Make sure to open a new terminal within the same container to execute it.

from nemo_evaluator.api import evaluate
from nemo_evaluator.api.api_dataclasses import (
    ApiEndpoint,
    ConfigParams,
    EndpointType,
    EvaluationConfig,
    EvaluationTarget,
)

model_name = "megatron_model"
completions_url = "http://0.0.0.0:8080/v1/completions/"


target_config = EvaluationTarget(
    api_endpoint=ApiEndpoint(
        url=completions_url, type=EndpointType.COMPLETIONS, model_id=model_name
    )
)
eval_config = EvaluationConfig(
    type="arc_challenge",
    output_dir="/results/",
    params=ConfigParams(
        limit_samples=10,
        temperature=0,
        top_p=0,
        parallelism=1,
        extra={
            "tokenizer": "/workspace/llama3_8b_nemo2/context/nemo_tokenizer",
            "tokenizer_backend": "huggingface",
        },
    ),
)

results = evaluate(target_cfg=target_config, eval_cfg=eval_config)


print(results)

Note that in the example above, you must provide a path to the tokenizer:

        extra={
            "tokenizer": "/workspace/llama3_8b_nemo2/context/nemo_tokenizer",
            "tokenizer_backend": "huggingface",
        },

Please refer to deploy_inframework_triton.py script and evaluate function to review all available argument options, as the provided commands are only examples and do not include all arguments or their default values.
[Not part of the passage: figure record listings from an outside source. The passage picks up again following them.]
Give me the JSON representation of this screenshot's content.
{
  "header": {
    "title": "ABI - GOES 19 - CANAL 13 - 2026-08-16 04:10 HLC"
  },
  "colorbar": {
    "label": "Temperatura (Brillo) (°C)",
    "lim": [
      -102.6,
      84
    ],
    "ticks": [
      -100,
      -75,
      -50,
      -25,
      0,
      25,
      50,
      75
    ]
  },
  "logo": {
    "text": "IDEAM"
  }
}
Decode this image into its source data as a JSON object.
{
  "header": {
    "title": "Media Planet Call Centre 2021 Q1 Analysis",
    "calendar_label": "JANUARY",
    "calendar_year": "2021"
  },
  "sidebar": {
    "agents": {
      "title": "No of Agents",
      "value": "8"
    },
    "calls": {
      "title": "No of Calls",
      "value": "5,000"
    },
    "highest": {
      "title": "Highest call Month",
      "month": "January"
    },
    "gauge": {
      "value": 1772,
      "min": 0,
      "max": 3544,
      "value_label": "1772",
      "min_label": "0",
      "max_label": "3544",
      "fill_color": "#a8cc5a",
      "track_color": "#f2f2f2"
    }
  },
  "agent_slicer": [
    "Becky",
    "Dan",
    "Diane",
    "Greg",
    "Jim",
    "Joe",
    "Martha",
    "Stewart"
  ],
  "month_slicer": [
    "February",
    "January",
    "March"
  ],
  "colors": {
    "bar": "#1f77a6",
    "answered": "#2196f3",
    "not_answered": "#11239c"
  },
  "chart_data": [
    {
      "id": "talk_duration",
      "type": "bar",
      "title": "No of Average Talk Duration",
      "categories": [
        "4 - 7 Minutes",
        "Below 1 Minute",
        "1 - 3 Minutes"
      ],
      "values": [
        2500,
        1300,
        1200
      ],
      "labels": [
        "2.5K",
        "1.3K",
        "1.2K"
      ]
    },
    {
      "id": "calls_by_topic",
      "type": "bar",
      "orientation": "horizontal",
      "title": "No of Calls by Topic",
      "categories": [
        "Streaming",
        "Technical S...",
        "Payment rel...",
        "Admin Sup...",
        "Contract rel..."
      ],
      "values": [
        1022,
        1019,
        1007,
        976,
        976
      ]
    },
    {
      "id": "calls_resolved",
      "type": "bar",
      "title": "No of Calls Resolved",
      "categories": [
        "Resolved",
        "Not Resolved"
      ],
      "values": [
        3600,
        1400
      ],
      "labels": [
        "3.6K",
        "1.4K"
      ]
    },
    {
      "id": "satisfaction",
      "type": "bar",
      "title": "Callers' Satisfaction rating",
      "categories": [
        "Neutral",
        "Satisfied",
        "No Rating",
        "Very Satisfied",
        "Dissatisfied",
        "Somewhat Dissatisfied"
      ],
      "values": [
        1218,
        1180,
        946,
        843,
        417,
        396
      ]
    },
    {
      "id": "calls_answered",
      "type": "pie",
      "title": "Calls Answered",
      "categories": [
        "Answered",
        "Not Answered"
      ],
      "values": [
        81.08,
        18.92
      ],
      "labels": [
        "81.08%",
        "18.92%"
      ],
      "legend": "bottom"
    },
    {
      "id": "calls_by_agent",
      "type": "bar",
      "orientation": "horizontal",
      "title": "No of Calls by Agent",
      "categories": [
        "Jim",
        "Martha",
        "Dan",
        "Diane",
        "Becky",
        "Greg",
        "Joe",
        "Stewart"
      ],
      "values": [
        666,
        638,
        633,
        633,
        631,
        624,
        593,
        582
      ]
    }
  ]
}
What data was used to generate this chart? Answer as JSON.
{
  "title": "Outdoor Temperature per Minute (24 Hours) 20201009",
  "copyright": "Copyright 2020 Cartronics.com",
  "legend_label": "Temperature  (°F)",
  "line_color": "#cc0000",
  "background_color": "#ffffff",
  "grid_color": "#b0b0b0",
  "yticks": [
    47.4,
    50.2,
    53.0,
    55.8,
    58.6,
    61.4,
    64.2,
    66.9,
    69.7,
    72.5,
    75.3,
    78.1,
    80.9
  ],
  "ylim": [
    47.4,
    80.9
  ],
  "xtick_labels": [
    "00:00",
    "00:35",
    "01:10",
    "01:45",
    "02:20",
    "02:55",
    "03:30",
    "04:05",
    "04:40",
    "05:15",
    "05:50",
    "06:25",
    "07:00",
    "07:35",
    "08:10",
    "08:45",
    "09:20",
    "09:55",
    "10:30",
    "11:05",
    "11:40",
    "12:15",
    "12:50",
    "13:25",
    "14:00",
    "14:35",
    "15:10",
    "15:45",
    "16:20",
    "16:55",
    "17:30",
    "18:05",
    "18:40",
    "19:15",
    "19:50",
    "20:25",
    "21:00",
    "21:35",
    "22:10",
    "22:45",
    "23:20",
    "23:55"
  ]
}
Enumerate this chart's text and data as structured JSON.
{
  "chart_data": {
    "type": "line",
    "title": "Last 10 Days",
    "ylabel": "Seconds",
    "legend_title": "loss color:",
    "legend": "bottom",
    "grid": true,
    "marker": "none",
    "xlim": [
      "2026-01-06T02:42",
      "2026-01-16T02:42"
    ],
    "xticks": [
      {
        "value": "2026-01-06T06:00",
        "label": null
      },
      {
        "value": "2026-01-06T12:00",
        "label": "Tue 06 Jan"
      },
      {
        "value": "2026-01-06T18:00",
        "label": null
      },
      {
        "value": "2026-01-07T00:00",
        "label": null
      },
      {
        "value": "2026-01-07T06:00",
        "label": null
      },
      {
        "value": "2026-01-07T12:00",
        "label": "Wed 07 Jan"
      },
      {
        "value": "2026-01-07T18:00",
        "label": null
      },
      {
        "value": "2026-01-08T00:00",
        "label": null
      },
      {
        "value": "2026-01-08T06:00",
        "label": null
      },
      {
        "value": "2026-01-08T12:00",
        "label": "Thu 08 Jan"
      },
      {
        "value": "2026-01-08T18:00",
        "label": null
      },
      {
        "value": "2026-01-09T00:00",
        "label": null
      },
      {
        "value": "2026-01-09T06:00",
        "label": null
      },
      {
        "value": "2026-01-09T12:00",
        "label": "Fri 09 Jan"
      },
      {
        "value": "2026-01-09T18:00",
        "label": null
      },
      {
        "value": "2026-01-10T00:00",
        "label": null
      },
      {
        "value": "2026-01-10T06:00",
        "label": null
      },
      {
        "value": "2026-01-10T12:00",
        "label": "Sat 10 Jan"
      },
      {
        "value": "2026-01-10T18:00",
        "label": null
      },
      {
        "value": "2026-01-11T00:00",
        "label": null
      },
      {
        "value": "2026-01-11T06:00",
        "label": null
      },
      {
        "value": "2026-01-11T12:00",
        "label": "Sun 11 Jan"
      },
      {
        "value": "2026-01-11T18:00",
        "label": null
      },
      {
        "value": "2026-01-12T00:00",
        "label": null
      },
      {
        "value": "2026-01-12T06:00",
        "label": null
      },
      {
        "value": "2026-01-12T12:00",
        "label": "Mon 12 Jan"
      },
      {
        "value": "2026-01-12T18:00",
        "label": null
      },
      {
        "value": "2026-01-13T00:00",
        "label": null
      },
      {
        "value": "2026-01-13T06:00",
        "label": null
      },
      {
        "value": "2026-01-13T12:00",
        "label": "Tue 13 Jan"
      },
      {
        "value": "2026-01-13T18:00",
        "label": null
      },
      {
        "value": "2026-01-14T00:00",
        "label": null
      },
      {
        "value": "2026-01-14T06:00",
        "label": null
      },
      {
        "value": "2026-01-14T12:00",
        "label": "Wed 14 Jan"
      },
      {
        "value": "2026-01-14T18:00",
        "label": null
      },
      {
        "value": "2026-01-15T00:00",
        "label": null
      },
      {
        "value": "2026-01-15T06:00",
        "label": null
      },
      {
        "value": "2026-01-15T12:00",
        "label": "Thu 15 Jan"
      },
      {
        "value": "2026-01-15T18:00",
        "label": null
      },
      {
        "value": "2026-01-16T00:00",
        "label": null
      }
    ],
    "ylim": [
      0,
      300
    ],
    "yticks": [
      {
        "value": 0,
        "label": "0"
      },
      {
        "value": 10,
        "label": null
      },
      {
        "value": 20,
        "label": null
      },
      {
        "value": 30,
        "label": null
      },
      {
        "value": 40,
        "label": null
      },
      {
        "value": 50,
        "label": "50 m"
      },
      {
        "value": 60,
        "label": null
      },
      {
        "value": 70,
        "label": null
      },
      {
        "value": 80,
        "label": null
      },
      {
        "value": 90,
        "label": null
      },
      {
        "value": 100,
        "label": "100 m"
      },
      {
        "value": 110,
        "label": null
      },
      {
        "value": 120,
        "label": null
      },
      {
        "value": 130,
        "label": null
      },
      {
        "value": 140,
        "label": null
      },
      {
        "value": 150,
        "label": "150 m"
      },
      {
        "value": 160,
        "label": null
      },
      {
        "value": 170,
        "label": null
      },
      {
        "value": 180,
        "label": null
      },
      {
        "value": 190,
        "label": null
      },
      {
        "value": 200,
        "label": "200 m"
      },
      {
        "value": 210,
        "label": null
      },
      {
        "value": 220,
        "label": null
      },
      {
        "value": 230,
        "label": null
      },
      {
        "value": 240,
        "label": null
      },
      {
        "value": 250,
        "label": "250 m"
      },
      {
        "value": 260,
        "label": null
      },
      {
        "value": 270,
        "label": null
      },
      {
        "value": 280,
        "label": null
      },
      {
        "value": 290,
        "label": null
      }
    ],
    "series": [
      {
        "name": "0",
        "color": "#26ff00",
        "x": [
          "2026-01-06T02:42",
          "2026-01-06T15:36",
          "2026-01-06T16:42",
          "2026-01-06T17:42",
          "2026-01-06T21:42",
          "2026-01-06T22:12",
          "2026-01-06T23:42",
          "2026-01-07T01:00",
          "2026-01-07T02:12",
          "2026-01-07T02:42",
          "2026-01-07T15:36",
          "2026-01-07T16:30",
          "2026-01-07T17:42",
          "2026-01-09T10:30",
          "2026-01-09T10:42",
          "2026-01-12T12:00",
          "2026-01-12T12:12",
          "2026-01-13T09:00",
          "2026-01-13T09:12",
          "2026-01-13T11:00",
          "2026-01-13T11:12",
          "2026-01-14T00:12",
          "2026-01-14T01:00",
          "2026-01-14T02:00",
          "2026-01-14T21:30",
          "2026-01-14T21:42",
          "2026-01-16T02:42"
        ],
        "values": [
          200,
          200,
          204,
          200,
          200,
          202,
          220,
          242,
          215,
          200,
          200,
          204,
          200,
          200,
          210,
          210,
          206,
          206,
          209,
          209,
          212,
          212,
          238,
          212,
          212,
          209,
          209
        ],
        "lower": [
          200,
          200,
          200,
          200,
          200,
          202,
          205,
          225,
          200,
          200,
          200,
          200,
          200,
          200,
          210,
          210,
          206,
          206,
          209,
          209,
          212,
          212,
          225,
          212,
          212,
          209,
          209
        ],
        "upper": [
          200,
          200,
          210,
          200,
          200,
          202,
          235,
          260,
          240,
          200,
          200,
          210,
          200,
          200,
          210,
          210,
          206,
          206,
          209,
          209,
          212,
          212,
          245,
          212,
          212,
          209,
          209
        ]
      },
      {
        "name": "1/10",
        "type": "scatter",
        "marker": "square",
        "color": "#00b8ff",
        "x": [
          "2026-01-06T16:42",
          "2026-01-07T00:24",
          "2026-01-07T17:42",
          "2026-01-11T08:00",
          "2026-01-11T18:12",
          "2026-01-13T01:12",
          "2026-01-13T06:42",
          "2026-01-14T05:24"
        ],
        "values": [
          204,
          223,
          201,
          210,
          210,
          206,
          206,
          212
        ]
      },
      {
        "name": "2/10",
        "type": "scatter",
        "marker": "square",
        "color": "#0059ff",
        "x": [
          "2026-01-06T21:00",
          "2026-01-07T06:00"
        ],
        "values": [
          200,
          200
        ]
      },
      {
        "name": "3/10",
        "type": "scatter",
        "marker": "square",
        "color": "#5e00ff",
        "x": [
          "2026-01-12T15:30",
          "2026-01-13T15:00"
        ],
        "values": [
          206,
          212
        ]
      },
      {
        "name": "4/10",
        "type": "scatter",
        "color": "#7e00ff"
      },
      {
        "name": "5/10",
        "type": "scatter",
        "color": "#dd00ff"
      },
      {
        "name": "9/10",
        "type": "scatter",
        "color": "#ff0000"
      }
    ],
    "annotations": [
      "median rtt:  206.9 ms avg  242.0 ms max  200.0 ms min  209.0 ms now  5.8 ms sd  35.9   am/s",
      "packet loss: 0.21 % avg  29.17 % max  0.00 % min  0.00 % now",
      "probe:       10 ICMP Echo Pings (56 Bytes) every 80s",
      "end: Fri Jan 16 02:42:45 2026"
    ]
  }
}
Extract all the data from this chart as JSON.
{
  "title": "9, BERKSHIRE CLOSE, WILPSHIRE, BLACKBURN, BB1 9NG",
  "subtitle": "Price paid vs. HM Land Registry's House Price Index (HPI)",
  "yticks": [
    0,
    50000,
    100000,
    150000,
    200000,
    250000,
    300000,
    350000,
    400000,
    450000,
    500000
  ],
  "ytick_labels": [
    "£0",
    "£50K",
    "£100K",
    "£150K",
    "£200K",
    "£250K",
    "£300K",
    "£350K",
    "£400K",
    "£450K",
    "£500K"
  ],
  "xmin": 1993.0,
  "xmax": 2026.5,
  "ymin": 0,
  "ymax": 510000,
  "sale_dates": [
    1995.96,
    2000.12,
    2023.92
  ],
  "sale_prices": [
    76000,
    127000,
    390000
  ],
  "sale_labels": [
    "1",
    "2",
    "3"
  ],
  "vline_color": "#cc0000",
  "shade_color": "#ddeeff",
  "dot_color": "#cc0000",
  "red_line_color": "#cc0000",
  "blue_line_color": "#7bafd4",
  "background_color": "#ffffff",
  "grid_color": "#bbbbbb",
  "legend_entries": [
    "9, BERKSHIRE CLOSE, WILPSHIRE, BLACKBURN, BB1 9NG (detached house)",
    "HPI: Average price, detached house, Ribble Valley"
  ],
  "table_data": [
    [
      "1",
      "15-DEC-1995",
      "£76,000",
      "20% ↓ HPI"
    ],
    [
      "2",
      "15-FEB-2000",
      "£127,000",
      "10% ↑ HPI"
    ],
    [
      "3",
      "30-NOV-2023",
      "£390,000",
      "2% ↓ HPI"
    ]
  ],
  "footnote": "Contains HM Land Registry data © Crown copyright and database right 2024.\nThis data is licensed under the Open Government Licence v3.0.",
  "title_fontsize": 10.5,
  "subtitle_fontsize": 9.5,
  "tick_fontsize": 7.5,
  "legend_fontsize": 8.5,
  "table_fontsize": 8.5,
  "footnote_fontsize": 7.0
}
For more detailed information on the arguments used in the ApiEndpoint and ConfigParams classes for evaluation, see api_dataclasses submodule.

Tip

If you encounter a TimeoutError on the eval client side, please increase the request_timeout parameter in ConfigParams class to a larger value like 1000 or 1200 seconds (the default is 300).